What happens when there is a power failure while “docker pull”?
I’m asking because of articles like this: [1]
“Adds the ability to perform atomic and durable image pulling, meaning you won’t end up with a corrupted container if power is lost in the midst of an update.”
Each image (represented by repo:tag or repo:@sha256) has a manifest, which consists of a list and order of image layers and their checksum value. Each layer is stored in a seperate archive.
Each layer is downloaded, it’s checksum is verified, gets extracted → the layer is considered pulled
Once all layers are pulled, the image is concidered pulled. Docker usually downloads severall layers in parallel - but only extracts one at a time.
In case of an outage, the already pulled image layers will be still available, layers beeing distrupted while processing are pulled again, layers that haven’t been pulled are downloaded, verified and extracted. Once all image layers pulls are completed the image is concidered pulled.
I can agree on this beeing a durable approach.

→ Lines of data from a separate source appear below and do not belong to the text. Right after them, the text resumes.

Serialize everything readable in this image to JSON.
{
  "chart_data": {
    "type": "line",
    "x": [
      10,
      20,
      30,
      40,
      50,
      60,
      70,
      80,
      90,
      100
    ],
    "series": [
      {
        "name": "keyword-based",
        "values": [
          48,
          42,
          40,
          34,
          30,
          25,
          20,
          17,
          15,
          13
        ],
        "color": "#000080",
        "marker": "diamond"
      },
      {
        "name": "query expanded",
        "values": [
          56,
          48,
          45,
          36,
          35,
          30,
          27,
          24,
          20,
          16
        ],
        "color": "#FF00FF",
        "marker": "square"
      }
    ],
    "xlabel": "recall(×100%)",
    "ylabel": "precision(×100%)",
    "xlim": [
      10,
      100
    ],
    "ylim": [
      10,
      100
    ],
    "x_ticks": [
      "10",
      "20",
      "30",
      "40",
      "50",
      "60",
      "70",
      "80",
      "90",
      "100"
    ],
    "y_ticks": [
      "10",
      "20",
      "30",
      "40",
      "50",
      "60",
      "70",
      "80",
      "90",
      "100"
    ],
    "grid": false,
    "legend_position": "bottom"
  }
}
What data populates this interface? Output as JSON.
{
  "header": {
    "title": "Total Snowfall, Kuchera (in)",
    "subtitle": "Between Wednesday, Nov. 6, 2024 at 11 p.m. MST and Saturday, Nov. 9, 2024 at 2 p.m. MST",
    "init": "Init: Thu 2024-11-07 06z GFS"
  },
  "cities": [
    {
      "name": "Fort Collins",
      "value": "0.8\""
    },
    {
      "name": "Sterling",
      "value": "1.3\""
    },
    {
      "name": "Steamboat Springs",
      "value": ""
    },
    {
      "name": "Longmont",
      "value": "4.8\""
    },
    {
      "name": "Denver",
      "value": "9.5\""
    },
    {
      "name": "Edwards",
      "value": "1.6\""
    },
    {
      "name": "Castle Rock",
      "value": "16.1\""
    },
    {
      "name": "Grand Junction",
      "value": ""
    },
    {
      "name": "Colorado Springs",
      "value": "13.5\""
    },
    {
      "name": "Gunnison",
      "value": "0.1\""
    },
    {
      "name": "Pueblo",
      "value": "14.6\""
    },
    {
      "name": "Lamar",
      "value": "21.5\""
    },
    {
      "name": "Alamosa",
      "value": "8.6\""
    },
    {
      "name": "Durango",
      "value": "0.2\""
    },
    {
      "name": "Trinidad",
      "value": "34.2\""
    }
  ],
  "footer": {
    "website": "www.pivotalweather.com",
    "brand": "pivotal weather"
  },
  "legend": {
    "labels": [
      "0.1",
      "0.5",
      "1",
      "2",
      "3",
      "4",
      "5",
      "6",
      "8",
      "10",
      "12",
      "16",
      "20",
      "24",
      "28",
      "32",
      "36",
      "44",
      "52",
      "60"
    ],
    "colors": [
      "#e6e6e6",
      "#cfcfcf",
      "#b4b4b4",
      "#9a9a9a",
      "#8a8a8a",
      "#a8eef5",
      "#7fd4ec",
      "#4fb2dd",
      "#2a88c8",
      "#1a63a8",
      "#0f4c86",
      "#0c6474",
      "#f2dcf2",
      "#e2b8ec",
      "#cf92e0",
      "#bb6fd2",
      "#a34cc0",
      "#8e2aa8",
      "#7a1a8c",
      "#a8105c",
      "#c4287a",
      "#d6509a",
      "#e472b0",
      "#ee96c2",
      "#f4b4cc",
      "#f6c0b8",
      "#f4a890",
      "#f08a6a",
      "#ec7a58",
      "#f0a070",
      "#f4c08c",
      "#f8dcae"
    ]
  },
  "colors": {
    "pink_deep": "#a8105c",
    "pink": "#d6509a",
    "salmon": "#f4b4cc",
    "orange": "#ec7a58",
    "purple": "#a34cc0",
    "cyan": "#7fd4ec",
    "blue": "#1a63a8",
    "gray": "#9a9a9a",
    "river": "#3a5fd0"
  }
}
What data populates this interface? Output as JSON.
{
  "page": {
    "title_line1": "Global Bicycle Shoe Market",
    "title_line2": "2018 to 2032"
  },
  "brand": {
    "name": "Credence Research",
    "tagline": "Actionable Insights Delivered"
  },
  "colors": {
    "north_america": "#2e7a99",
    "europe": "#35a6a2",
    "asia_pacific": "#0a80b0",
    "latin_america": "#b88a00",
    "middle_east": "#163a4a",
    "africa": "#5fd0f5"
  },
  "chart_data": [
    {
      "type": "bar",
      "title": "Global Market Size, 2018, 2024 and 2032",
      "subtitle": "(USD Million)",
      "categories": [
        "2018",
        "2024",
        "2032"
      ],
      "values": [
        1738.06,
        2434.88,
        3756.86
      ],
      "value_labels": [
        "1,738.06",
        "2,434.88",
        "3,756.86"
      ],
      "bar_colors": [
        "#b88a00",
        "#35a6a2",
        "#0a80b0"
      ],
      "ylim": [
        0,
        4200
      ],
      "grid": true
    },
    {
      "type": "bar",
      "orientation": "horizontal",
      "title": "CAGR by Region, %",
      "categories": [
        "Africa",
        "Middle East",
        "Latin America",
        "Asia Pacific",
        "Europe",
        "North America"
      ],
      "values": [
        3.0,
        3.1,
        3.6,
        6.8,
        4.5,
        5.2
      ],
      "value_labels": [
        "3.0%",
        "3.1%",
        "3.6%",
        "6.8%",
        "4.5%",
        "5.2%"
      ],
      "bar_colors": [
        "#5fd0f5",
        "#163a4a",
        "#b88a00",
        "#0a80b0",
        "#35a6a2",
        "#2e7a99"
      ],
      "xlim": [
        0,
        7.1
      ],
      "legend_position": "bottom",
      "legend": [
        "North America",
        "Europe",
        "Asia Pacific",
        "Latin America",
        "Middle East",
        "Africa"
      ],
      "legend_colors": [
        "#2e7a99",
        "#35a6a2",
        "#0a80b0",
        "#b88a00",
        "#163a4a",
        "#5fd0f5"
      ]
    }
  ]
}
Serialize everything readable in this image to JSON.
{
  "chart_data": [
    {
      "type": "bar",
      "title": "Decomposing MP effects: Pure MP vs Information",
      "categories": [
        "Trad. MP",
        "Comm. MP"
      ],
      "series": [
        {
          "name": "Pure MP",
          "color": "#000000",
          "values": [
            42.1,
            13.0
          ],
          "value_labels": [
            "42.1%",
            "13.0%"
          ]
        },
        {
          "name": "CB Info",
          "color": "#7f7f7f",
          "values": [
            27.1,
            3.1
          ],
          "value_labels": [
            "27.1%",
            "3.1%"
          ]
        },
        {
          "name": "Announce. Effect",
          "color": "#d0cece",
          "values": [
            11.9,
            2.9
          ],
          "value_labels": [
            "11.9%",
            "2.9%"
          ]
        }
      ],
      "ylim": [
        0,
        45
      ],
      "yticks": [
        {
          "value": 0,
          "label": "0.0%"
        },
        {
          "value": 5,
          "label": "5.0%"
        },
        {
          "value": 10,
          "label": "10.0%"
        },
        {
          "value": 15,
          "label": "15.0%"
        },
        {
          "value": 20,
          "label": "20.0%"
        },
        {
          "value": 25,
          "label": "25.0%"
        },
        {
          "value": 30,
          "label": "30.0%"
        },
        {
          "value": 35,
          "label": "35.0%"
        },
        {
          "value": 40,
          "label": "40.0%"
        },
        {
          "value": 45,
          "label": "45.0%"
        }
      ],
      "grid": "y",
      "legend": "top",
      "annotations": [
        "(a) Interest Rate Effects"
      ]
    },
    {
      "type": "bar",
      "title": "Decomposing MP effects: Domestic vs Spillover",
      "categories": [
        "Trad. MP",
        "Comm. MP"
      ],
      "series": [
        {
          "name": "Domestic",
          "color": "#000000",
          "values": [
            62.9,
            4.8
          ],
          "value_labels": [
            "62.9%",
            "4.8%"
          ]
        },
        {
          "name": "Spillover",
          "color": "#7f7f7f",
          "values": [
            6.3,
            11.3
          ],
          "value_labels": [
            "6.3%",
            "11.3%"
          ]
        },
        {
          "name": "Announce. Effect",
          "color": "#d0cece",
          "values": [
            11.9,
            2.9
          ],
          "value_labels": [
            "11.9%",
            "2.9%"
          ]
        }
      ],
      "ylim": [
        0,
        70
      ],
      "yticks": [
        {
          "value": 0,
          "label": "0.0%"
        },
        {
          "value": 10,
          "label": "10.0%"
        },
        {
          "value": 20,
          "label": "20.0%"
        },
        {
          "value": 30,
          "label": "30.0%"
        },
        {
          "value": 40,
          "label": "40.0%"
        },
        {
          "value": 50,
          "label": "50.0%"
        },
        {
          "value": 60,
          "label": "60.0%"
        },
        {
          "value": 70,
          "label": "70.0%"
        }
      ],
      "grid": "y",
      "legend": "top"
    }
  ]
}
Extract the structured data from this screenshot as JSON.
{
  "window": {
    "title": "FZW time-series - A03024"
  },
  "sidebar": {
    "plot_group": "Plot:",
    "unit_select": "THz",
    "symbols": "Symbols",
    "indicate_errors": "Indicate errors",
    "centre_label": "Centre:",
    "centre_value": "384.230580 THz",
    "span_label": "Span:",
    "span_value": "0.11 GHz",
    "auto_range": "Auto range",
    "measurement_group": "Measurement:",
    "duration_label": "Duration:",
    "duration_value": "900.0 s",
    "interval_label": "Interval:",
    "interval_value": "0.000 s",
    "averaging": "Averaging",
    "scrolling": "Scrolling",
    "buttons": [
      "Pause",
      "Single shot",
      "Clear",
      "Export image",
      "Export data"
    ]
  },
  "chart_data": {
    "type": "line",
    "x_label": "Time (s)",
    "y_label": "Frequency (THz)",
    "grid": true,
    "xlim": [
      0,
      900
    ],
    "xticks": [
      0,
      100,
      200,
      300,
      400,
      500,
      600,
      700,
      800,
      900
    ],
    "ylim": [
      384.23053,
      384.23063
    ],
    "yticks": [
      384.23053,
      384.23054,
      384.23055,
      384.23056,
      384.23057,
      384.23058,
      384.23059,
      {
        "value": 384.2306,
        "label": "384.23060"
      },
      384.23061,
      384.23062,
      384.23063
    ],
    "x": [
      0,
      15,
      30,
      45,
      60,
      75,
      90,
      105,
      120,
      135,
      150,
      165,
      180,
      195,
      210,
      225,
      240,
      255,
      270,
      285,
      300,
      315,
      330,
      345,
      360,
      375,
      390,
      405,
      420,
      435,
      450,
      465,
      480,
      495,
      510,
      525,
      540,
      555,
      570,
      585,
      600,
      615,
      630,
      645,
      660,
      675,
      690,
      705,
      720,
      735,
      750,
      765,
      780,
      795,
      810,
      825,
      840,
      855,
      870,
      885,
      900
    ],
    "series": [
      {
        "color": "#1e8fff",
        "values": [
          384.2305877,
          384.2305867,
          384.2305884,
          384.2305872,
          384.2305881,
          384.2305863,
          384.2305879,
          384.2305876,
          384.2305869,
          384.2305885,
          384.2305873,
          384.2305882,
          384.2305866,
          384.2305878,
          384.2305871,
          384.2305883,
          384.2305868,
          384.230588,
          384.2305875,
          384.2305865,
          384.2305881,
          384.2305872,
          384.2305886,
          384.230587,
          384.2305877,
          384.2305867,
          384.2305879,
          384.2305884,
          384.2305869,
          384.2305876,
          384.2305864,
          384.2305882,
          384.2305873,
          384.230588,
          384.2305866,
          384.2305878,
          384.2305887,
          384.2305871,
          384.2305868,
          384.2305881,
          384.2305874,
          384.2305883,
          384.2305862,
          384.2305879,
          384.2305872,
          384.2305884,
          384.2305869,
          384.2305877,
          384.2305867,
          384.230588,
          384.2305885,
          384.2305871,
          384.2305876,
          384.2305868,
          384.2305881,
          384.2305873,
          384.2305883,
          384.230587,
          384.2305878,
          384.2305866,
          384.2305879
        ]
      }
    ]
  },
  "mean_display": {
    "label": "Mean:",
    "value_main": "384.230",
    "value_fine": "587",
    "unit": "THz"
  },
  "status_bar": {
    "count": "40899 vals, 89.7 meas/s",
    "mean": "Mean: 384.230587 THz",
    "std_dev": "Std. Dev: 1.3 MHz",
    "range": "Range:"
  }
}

This approach neither looks atomic, nor transactional to me… Though the decision that leads to an image beeing considered as pulled, probably is atomic.
Update:
Though, If I look at the feature list of the balenaEngine, it seem to use it’s own strategy:
** Adds the ability to perform true container deltas, 10-70 times more bandwidth efficient than the standard layer-based Docker pull.
** Adds the ability to perform atomic and durable image pulling, meaning you won’t end up with a corrupted container if power is lost in the midst of an update. This is not something one plans for in a data center but is a daily occurrence for devices in the physical world.
** Is conservative about how much it writes to the filesystem, performing on-the-fly extraction of pulled layers and avoiding writing the compressed layer to disk
Even though my response is valid for docker, it high likely is inacurate for the modifications balena did for their forked engine.
Thanks for the reply. This is along the lines as I would have expected.
So how would someone use a container runtime on an Embedded System without hacking it? It looks like container engines cater to the cloud but not so much to the Embedded market, although this seems to be an emerging market.
I guess non-atomic software/container updates could also be problematic in the PC/server/cloud market.
The current non-software solution seems to get a UPS But this is not possible for embedded systems.